Кэтэ положила лист на стол.
— Вы, конечно, понимаете, фрау Анна, — сказала она, — что я не хочу иметь ничего общего со всем этим. Я хочу думать только о ребенке. — Она смотрела прямо перед собой решительно, уверенно, радостно.
На другой день вечером Оскар сидел в роскошном ресторане, заполненном посетителями. Вдруг он увидел двух мужчин и понял: это они. Он вспомнил, что видел их уже вчера, да и сегодня днем. Он вышел в вестибюль. Один из них последовал за ним. Оскар ушел из ресторана, поехал в другой, но они оказались и там.
Оскар не решался вернуться домой. Гансйорг выпроводил его — ждать помощи от брата не приходится. Но ему необходимо еще раз повидать его. Ему необходимо за кого-нибудь уцепиться, когда придут палачи. Он поехал к Гансйоргу.
Господина государственного советника не было дома. Когда Оскар стал настойчиво спрашивать, где же брат, ему нерешительно ответили, что господин государственный советник поехал к фрау фон Третнов.
Оскар отправился к баронессе. Была поздняя ночь. Дверь ему открыл заспанный швейцар. Узнав его, швейцар как будто удивился и смутился. Оскар заявил, что здесь его брат, с которым ему надо срочно повидаться. Швейцар, все еще смущенный, попросил его подождать и исчез. Некоторое время спустя он вернулся и доложил, что господин государственный советник был здесь, но уже уехал.
Гансйорг отступился от него. Оскар растерялся, как еще никогда в жизни. Они, конечно, ждут его на улице. Выходя из машины, он заметил неподалеку другую машину. Здесь, у баронессы, он в безопасности. Оскар не хотел уходить. Это произойдет сегодня, но пока его отделяет от тех людей вот эта дверь, ему еще разрешается дышать. Неправда, что Гансйорг уехал. Он здесь, под этой крышей, его брат Гансль, покинувший его в час смертельной опасности.
Смущенный и недовольный швейцар все еще стоял перед ним, ожидая, пока странный посетитель уйдет.

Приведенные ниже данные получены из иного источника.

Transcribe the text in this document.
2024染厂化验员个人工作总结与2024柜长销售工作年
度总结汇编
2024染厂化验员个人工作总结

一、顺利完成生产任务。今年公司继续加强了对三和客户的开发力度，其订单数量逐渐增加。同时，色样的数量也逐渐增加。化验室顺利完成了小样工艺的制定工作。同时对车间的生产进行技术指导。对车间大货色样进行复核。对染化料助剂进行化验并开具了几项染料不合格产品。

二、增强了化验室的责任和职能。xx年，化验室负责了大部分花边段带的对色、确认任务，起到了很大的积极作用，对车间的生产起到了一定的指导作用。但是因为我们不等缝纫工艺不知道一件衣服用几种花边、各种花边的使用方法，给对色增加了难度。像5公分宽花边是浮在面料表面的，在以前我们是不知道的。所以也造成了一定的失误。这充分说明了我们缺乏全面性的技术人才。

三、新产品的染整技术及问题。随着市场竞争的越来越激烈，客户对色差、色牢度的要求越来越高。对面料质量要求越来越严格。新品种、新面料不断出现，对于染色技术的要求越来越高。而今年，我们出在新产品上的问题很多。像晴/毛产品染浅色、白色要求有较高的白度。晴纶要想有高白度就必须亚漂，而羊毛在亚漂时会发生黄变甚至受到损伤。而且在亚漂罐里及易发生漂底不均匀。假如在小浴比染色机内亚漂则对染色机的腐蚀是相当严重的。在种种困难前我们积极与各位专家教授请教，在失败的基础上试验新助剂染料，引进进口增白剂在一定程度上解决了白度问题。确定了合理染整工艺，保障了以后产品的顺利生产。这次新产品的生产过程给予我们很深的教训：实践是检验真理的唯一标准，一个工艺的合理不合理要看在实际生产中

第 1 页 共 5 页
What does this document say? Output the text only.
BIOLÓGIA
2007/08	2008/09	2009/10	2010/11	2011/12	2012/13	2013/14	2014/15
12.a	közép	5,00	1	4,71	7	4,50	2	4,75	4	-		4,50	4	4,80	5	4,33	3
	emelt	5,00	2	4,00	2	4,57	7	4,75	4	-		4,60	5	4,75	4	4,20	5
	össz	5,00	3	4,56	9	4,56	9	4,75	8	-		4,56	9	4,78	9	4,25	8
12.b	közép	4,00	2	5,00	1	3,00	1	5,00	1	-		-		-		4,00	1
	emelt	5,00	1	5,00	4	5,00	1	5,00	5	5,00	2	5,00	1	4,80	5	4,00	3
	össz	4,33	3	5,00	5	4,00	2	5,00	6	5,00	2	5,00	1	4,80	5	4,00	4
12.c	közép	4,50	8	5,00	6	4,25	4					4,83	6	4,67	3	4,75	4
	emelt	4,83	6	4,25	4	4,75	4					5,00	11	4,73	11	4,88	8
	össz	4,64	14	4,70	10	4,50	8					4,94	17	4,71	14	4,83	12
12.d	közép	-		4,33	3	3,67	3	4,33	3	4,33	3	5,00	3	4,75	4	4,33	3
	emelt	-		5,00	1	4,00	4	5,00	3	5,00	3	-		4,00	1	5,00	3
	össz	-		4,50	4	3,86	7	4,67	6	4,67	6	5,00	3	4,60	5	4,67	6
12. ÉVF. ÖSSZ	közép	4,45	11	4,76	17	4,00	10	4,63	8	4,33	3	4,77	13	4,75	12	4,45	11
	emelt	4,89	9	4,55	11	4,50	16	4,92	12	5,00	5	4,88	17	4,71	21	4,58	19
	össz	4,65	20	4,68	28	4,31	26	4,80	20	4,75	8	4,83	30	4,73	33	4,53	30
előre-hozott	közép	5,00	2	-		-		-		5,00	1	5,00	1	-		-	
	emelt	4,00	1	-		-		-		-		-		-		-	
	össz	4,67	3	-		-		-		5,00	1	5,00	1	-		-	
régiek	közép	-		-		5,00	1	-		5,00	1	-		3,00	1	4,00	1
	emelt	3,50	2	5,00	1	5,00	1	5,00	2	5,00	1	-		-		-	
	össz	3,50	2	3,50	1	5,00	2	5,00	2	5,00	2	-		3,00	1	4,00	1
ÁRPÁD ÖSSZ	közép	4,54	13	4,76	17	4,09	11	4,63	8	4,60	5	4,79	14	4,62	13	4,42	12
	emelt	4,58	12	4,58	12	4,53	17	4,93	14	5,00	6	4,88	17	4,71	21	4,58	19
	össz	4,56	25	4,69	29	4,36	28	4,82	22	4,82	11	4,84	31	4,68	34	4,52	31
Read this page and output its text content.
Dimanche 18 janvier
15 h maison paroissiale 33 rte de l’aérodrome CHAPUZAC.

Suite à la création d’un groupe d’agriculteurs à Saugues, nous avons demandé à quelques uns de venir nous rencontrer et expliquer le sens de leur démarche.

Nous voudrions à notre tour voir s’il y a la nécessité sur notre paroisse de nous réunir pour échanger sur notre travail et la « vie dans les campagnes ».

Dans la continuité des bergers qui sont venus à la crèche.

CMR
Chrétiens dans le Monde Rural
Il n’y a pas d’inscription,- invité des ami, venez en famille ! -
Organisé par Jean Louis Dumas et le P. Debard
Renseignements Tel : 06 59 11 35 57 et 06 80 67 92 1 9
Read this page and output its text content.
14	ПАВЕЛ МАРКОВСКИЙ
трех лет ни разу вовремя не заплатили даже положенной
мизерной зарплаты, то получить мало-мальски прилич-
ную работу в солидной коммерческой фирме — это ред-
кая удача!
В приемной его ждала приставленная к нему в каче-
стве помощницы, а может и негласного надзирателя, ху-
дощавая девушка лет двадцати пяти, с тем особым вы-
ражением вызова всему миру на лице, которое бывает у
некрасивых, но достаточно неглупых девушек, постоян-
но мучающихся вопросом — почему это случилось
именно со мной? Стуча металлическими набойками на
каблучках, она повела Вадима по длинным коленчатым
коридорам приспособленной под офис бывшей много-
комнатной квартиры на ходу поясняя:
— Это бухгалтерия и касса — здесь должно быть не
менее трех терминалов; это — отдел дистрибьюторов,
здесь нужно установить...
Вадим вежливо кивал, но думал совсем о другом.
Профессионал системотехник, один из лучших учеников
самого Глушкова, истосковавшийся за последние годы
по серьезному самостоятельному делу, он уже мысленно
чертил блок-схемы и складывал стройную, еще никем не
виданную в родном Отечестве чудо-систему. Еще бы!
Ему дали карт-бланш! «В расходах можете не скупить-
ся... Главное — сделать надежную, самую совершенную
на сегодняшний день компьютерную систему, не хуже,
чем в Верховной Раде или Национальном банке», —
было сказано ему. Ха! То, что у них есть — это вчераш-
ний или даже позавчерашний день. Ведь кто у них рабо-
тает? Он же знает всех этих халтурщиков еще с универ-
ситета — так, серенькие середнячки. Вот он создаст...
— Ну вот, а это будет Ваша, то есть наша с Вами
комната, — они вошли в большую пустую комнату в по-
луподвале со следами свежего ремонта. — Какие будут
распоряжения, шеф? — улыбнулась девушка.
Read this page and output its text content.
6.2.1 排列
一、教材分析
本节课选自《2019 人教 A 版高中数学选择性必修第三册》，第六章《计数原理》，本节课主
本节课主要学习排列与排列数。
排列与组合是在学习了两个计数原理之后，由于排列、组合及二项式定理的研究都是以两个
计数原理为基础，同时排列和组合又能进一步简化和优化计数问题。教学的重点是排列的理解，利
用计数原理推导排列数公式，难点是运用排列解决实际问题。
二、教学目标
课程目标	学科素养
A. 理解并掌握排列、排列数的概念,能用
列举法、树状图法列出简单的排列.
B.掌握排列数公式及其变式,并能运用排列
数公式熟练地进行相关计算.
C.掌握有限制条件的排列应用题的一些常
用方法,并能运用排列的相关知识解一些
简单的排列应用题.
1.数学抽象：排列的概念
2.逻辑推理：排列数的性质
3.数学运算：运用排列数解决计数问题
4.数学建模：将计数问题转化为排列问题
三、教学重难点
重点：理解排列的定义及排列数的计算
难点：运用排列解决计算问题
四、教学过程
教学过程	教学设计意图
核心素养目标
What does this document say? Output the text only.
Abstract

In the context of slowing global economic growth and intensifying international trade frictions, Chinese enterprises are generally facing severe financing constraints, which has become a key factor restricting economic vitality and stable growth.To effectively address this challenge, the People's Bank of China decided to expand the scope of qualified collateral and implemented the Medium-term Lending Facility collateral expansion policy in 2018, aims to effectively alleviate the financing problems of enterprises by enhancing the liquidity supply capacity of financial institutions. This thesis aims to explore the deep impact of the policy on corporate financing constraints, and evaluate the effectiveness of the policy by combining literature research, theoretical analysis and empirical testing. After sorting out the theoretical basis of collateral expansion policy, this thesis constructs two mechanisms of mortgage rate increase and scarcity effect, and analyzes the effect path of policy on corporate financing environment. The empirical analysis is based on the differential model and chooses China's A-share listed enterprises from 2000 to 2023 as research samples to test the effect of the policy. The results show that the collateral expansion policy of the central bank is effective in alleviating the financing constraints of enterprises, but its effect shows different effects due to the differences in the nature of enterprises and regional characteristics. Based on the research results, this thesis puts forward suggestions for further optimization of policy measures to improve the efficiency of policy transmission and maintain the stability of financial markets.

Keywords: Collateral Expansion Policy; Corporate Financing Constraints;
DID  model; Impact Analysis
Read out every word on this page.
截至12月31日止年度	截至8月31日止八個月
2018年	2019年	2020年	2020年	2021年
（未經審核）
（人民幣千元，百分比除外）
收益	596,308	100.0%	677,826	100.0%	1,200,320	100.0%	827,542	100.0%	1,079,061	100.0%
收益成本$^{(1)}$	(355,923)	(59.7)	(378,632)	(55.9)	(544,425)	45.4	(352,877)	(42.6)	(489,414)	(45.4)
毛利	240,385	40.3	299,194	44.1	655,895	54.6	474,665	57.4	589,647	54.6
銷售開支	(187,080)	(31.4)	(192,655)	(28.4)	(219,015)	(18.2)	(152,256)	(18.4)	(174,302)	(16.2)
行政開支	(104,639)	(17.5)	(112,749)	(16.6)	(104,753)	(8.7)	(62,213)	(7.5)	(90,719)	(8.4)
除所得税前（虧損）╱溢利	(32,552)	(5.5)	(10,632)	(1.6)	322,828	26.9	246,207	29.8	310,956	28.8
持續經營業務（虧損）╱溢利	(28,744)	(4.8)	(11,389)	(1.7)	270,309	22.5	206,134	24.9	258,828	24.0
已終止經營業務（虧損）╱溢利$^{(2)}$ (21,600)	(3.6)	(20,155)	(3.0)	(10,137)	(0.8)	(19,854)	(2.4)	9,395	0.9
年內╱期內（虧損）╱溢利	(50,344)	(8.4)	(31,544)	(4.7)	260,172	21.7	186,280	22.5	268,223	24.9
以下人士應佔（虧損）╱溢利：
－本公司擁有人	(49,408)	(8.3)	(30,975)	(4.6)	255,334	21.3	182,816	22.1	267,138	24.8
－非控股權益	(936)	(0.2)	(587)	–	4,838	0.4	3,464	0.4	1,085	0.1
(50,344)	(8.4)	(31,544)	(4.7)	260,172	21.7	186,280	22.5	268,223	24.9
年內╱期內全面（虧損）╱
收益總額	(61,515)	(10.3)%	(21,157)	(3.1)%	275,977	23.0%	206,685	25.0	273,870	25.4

Оскар тоже стоял, грузный, во фраке, и не собирался уходить.
— Я неважно себя чувствую, — сказал он наконец, — принесите мне водки. — И он сунул кредитку в руку швейцара.
Тот, помедлив, удивленно ответил:
— Если так, господин Лаутензак… — и удалился.
Оскар сидел в высоком, дорогом, старинном кресле, цилиндр он поставил возле себя на пол. Швейцар вернулся с коньяком.
— Не мог достать ничего лучше, господин Лаутензак, повсюду уже закрыто, — сказал он.
— Теперь это уже не имеет значения, — отозвался Оскар и выпил.
— Извините, господин доктор, — вдруг обратился к нему швейцар, — я ведь читал, что вы стали почетным доктором. Я видел в «Иллюстрированной газете» ваши портреты и снимки вашей академии. Это замечательно. Я вас сердечно поздравляю.
— Спасибо, спасибо, — сказал Оскар. — А теперь я, пожалуй, пойду.
— Может быть, хотите остаться? — спросил швейцар. — Может быть, переночуете здесь? Не позвать ли врача?
Оскар размышлял. Если ему притвориться больным, то здесь, в доме баронессы фон Третнов, в присутствии врача, они вряд ли нападут на него, а если даже нападут, если его прикончат на глазах у Гансля, то поделом ему, этому Иуде, этому братоубийце, пусть воспоминание о смерти брата преследует его всю жизнь.
Но какой смысл оставаться? Ведь все равно уйти в конце концов придется. Если остаться, надо брать себя в руки, надо лгать, разыгрывать роль. И какой прок от того, что ему будет подарена еще одна ночь или, быть может, еще один день со всей его ложью, отвратительным притворством и жестоким, давящим сердце страхом.